Beitrag der Modalitäten zur Wissensmodellierung

Das Umweltverhalten in „More than Honey“ ist multimodal modelliert. In einigen Sequenzen (bspw. 00:16:53–00:20:06), in denen ein schädliches Umweltverhalten des Menschen dargestellt wird, ist ein abgestimmtes Zusammenspiel insbesondere zwischen On-Kommentar und Hintergrundgeräuschen erkennbar. Während in dieser Sequenz ein Massen-Imker mit Hang zum Pathos von den Vorzügen des Kapitalismus spricht und nebenher Plantagen mit Pflanzenschutzmitteln gespritzt werden, erfolgt eine musikalische Untermalung von Motorengeräuschen und bedrohlichen Klängen. Die verwendete Musik insgesamt sowie die Wechsel und Kontrastierung von Text-/Ton-Perspektiven (Off-Kommentare und On-Kommentare) deuten dabei auf eine gezielte Dramatisierung des Dargestellten hin. Die Beibehaltung des Originaltons im On-Kommentar steigert in diesem Kontext die Glaubwürdigkeit. Insbesondere haben die zahlreichen mit Off-Kommentaren orchestrierten Nahaufnahmen einen erkennbar dokumentarischen Charakter. Das heißt, dass sie wesentlich zur Wissensvermittlung beitragen (können).

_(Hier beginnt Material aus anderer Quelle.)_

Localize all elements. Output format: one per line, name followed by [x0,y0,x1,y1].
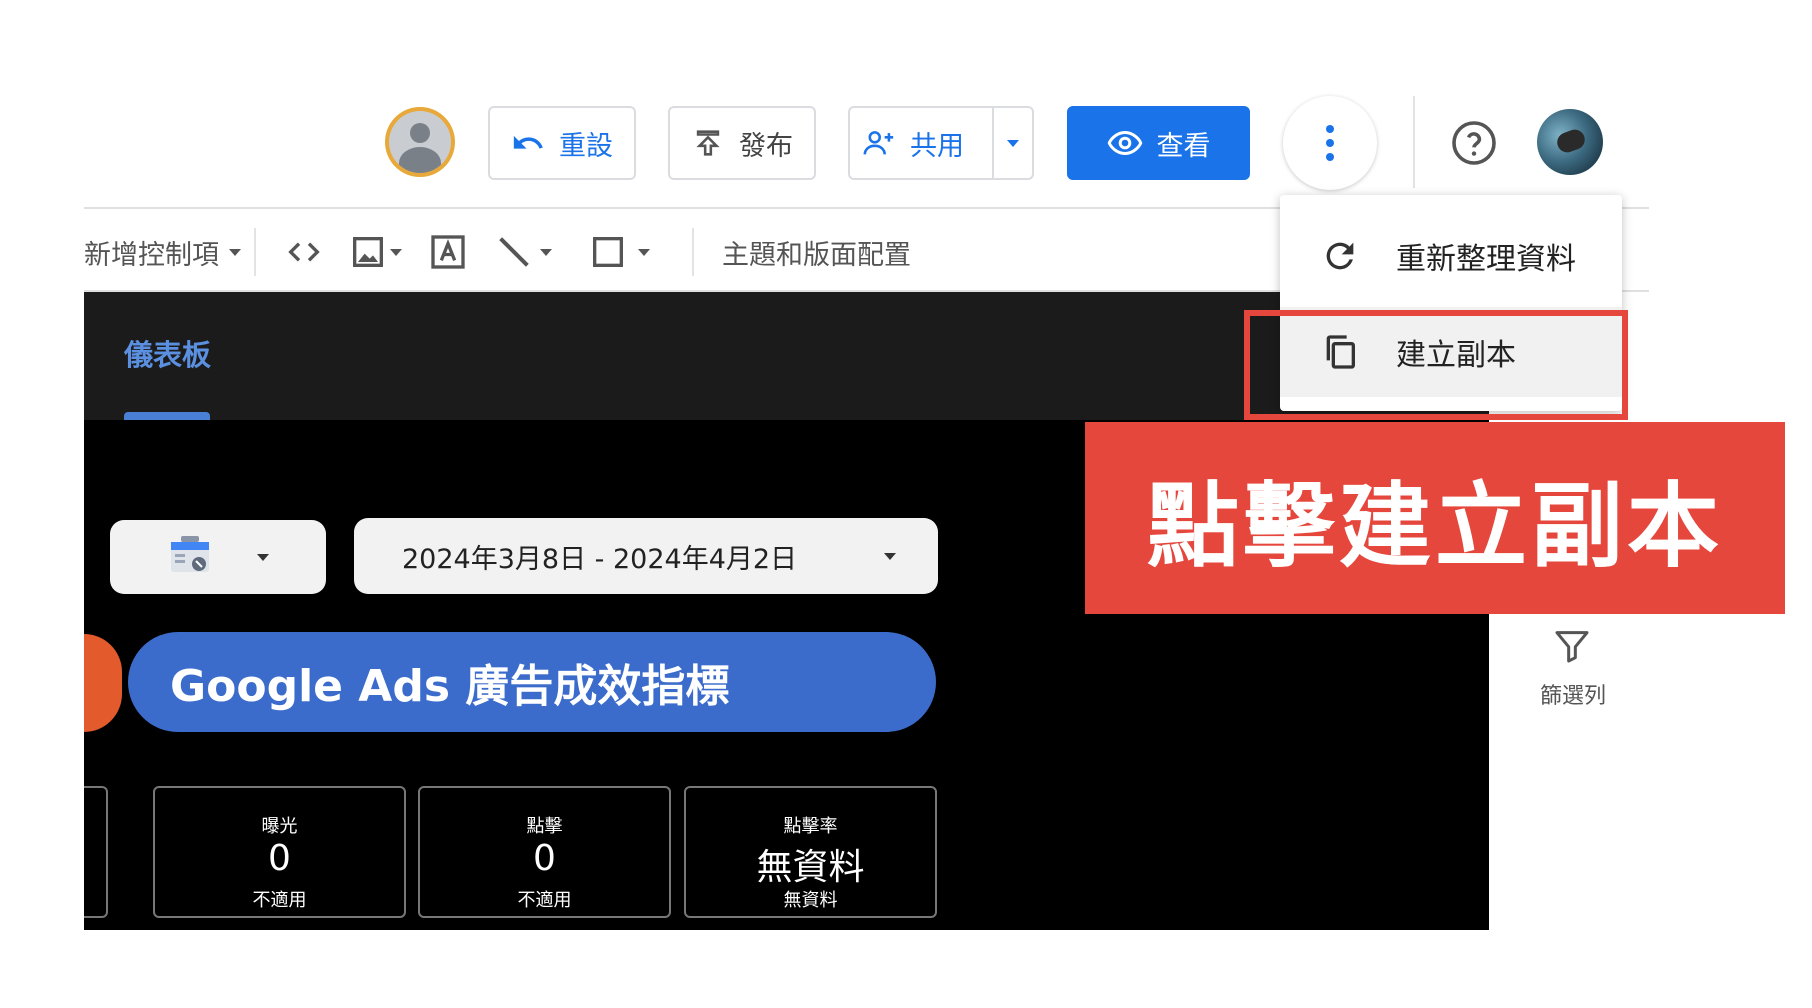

Die Einbettung konkreter visueller Darstellungen des Umgangs mit Honigbienen ohne konkreten, einordnenden bzw. wertenden Kommentar schafft dennoch Bewusstsein für Abhängigkeiten des Menschen vom Tier bzw. des Tieres vom Menschen und den negativen Folgen, die daraus resultieren. Im völligen Gegensatz hierzu wird in einer Sequenz ein Bergimker, liegend in einem Feld, mit natürlichem Vogelgezwitscher dargestellt (00:20:07–00:21:00). Die veranschaulichte Bergidylle in Kombination mit der Beibehaltung des Originaltons im On-Kommentar weist an dieser Stelle des Films auf ein umweltfreundliches Gleichgewicht zwischen Mensch und Natur hin. Die Gefühle, die dadurch ausgelöst werden können, tragen zur Erzeugung einer Wirkungskette vom vermittelten Umweltwissen zum Umweltbewusstsein bei.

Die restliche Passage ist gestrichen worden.